Westmoreland, which has been steadily tracking St James in murders in recent years, especially on account of the bloody feud between the Grange Hill-based Kings Valley Gang and the Ants Posse Gang, there has been a slight uptick in murders. The parish recorded 43 murders up to last, two more than the comparative period last year.

RESTRICTIONS ON LAW-ABIDING CITIZENS

In his 2023 Christmas message, Westmoreland Custos Hartley Perrin was adamant that law-abiding citizens should not be trapped into sharing the same space with criminals. In quoting from Bob Marley’s song Crazy Baldhead, he declared that “we got to chase these crazy baldheads out of town”.

Trelawny and Hanover, the two safest parishes in the western region based on their history over several years, are trending in two different directions. Hanover, which recorded 31 murders in the first five months last year, is down to 21 over the comparative period this year, while Trelawny, which had nine murders in their first five months of 2023, is currently at 12 – a jump by three.

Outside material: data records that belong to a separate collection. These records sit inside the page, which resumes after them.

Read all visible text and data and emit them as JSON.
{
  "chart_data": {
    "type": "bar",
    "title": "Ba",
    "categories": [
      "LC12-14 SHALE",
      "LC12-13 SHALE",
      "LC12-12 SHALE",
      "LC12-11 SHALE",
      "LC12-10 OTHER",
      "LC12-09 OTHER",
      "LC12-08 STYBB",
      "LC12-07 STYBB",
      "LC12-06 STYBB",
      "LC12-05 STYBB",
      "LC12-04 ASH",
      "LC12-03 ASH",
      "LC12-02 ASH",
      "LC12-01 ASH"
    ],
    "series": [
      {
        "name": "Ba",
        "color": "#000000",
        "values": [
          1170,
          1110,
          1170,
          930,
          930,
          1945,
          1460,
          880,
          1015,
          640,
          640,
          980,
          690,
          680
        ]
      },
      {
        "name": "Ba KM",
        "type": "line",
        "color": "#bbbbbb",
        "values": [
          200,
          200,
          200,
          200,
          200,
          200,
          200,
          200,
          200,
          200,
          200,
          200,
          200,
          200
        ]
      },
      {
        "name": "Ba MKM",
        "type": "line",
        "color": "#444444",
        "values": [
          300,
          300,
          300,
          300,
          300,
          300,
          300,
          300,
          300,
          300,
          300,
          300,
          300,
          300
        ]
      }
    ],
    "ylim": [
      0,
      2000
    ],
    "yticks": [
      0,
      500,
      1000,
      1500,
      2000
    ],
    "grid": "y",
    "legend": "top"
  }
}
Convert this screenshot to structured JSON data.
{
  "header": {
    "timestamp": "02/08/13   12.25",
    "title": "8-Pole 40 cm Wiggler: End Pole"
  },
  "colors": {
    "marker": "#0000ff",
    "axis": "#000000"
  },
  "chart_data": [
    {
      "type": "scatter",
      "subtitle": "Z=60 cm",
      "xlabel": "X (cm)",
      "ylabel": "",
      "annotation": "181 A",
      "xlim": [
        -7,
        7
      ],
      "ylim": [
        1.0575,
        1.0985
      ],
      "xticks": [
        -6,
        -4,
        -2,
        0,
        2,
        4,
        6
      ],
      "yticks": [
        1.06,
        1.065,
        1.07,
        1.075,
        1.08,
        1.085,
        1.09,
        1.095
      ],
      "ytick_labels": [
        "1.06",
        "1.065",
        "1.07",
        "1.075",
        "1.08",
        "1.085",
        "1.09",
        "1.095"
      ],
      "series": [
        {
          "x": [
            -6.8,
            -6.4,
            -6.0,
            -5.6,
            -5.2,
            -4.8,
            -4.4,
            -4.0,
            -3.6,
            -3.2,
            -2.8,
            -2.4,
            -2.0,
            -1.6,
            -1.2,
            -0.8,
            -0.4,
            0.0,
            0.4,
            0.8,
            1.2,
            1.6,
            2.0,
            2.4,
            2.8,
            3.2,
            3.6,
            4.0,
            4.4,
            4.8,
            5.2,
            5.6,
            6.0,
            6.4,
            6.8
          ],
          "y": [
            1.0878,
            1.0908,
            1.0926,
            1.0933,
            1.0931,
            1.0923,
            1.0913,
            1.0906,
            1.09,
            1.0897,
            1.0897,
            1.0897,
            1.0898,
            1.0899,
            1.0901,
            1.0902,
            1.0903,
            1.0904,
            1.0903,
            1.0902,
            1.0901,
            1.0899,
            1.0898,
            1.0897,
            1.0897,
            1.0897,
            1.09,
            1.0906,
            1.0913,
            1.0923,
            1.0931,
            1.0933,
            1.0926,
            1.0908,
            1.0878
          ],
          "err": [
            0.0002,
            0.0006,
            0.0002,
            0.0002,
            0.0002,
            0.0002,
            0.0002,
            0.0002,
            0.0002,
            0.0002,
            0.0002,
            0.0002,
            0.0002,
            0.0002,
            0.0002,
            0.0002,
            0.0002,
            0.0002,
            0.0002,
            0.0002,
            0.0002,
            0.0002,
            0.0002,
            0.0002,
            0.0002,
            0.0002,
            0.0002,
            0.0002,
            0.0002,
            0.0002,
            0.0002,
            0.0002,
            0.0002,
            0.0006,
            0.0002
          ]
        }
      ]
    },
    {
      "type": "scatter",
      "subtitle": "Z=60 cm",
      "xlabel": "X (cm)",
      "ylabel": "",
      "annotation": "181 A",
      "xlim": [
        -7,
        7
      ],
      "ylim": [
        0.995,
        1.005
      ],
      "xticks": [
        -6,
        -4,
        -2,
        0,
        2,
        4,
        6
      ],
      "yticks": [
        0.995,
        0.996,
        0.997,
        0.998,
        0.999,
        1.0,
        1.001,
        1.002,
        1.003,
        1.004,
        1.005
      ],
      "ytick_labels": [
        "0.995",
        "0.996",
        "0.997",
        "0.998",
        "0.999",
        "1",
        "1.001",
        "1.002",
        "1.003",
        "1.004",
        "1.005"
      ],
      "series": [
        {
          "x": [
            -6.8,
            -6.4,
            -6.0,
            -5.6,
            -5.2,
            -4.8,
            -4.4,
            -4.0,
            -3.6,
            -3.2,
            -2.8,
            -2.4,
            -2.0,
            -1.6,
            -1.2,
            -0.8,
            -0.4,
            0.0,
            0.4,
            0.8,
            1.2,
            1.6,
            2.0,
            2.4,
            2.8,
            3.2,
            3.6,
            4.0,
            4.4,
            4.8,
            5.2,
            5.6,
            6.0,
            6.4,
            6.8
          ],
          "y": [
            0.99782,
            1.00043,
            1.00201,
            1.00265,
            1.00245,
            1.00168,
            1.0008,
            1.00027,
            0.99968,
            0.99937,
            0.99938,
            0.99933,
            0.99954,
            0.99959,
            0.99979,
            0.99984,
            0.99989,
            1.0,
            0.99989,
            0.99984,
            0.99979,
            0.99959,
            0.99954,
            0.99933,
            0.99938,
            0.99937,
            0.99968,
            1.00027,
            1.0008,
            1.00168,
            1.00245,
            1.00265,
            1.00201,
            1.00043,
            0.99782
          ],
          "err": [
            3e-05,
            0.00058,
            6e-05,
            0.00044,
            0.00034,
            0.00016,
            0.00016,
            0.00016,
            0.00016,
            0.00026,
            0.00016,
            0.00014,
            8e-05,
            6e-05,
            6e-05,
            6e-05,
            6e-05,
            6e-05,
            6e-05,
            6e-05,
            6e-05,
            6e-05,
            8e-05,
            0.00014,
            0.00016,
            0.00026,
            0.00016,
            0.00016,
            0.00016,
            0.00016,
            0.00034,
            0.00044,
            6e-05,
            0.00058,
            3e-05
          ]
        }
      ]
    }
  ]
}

St Elizabeth, which is increasingly being seen as a safe haven for gangsters fleeing justice in places like Clarendon, St James and Westmoreland, is seemingly rolling into worrisome territory. After registering eight murders between January and May last year, the parish has doubled that figure and now stands at 17 murders.

With all five parishes considered key pillars in Jamaica’s tourism, National Security Minister Dr Horace Chang recently made it quite clear, during a major upsurge in violence in Grange Hill, Westmoreland, that gun-toting gangsters will not be allowed to operate with impunity and damage the region’s economic prospects.

“I want to tell them, every single one who might be having such thoughts, we will find them, wherever they go ... ,” said Chang, who is on record telling the police to use deadly force if confronted by criminals.

Some 474 people were recorded as being murdered islandwide since year up to May 27 – an 11 per cent decline compared to the 534 killed over the same period in 2023.